Ravelli patronunun suçları bunlarla sınırlı değildir. Madde madde sıralamak gerekirse;

* Fabrikada işçilerin kullanabileceği tuvaletlerin kapısı sürekli olarak kilitli tutulmaktadır. İşçilerin işyerinde tuvalete gitmeleri yasaktır. Bu pek çok işçide ciddi sağlık problemlerine yol açmaktadır. Bırakın yasa ve yönetmelikleri, bu uygulamayı insanlıkla bağdaştırmak dahi mümkün değildir.

* Fabrikada sıfır hata uygulaması yürürlüktedir. Bunun anlamı hatalı üretilen ya da üretim esnasında zarar gören gömleklerin bedelinin işçilere fatura edilmesidir. Ravelli, oldukça pahalı gömlekler üretmektedir. Durum böyle olunca ay sonlarında hemen her işçinin ücretinden ciddi miktarlarda dolayı kesintiye gidilmektedir. Oysa ücretlerden bu şekilde kesinti yapmak, patronların çıkarlarını koruyan yasalara göre bile, açık bir suçtur. Ücretlerden hangi koşullarda kesinti yapılabileceği İş Kanunu’nun 38. maddesinde açıkça belirtilmiştir.

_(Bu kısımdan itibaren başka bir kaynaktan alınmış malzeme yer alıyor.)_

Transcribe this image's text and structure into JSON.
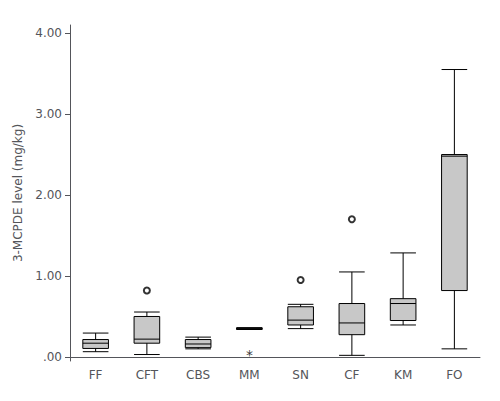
{
  "chart_data": {
    "type": "boxplot",
    "ylabel": "3-MCPDE level (mg/kg)",
    "categories": [
      "FF",
      "CFT",
      "CBS",
      "MM",
      "SN",
      "CF",
      "KM",
      "FO"
    ],
    "boxes": [
      {
        "q1": 0.105,
        "median": 0.17,
        "q3": 0.215,
        "whislo": 0.065,
        "whishi": 0.295,
        "fliers": []
      },
      {
        "q1": 0.17,
        "median": 0.22,
        "q3": 0.5,
        "whislo": 0.03,
        "whishi": 0.555,
        "fliers": [
          0.82
        ]
      },
      {
        "q1": 0.115,
        "median": 0.16,
        "q3": 0.215,
        "whislo": 0.1,
        "whishi": 0.245,
        "fliers": []
      },
      {
        "q1": 0.34,
        "median": 0.35,
        "q3": 0.36,
        "whislo": 0.34,
        "whishi": 0.36,
        "fliers": []
      },
      {
        "q1": 0.395,
        "median": 0.455,
        "q3": 0.62,
        "whislo": 0.35,
        "whishi": 0.65,
        "fliers": [
          0.95
        ]
      },
      {
        "q1": 0.275,
        "median": 0.42,
        "q3": 0.66,
        "whislo": 0.02,
        "whishi": 1.05,
        "fliers": [
          1.7
        ]
      },
      {
        "q1": 0.45,
        "median": 0.66,
        "q3": 0.72,
        "whislo": 0.395,
        "whishi": 1.285,
        "fliers": []
      },
      {
        "q1": 0.82,
        "median": 2.48,
        "q3": 2.5,
        "whislo": 0.1,
        "whishi": 3.55,
        "fliers": []
      }
    ],
    "ylim": [
      -0.05,
      4.1
    ],
    "yticks": [
      {
        "value": 0.0,
        "label": ".00"
      },
      {
        "value": 1.0,
        "label": "1.00"
      },
      {
        "value": 2.0,
        "label": "2.00"
      },
      {
        "value": 3.0,
        "label": "3.00"
      },
      {
        "value": 4.0,
        "label": "4.00"
      }
    ],
    "color": "#c8c8c8",
    "grid": false,
    "annotations": [
      {
        "text": "*",
        "x": "MM",
        "y": 0.018
      }
    ]
  }
}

* Ravelli’de fazla mesailer işçileri insanlıktan çıkartacak denli uzundur. Bazı bölümler hariç fabrikada çoğunlukla gece saat 24.00’e kadar fazla mesaiye kalınmaktadır. İşçilerin cumartesi, pazar ya da hafta içi günlerde normal saatte çıkmak gibi bir hakları yoktur. Fabrika dışında bir sosyal yaşam kurmak ya da dinlenmek bir yana, işçiler doğru düzgün ailelerini, çocuklarını görmekten bile mahrum bırakılmaktadır. Gene işe 3-5 dakikalık geç gelmelerde dahi yasa ve yönetmeliklere aykırı bir şekilde ücret kesme cezası (en az 2 saatlik ücret) uygulanmaktadır. Son zamanlarda birçok işçi işe geç geldiği durumlarda içeri dahi alınmamış, gerekçesiz işe gelmediği gerekçesiyle 2 günlük ücret kesme cezası alımıştır.

* Ravelli patronu sadece zorba değil, aynı zamanda hilecidir. Firmanın Avrupa ülkelerindeki müşterileri zaman zaman denetçiler göndererek fabrikadaki çalışma koşullarını denetlemektedir. Denetçiler işyerindeki uygulamalara dair işçilerle muhatap olur ve sorular sorarlar. Ravelli patronu buna hazırlıklıdır. Denetçilere ne cevap verilmesi gerektiği bir kağıda yazılır ve bütün işçilere dağıtılır. İşçiler denetçilere patronun istediği yanıtları vermek zorundadır. Zira işin ucunda tahmin edileceği gibi dayak ve işten atılma tehtidi vardır.

Sonuç olarak ifade edersek, Ravelli patronu hiçbir yasayı, kuralı tanımamaktadır. İşçileri azgınca sömürdüğü gibi her türlü insan hakkını en açık bir biçimde ihlal etmektedir. Elbette Ravelli patronu bu kadar pervasız davranma cesaretini devlet kurumlarıyla olan yakın ilişkisinden ve işçilerin boyun eğmişliğinden almaktadır. Bir biçimde engel olunmadığı takdirde bu uygulamalar sürüp gidecektir. Dolayısıyla burada en temel görev Ravelli işçilerine düşmektedir. Ravelli işçileri haklarına, emeklerinin karşılığına ve onurlarına sahip çıkmak için başlarını kaldırmak durumundadır.

Fakat sorumluluk sadece Ravelli işçisinin değildir. Ravelli’nin zorba patronu sermaye sınıfının tipik bir temsilcisidir. Bu nedenle Ravelli patronunun sömürü ve zorbalığına sessiz kalmamak, tepki göstermek ve mücadele etmek bütün işçilerin, sınıftan yana bütün kişi ve kuruluşların, hukuk ve insan hakları savunucularının da görevidir.

İlerici basını, sendikaları, emekten yana olduğu iddiası taşıyan parti ve örgütleri, insan hakları kuruluşlarını ve tüm işçi ve emekçileri Ravelli’de yaşanan sömürü ve zorbalığa karşı duyarlılık göstermeye, Ravelli işçileriyle irtibat ve dayanışma içinde olmaya, konuyu emekçilerin ve kamuoyunun gündemine taşımaya davet ediyoruz.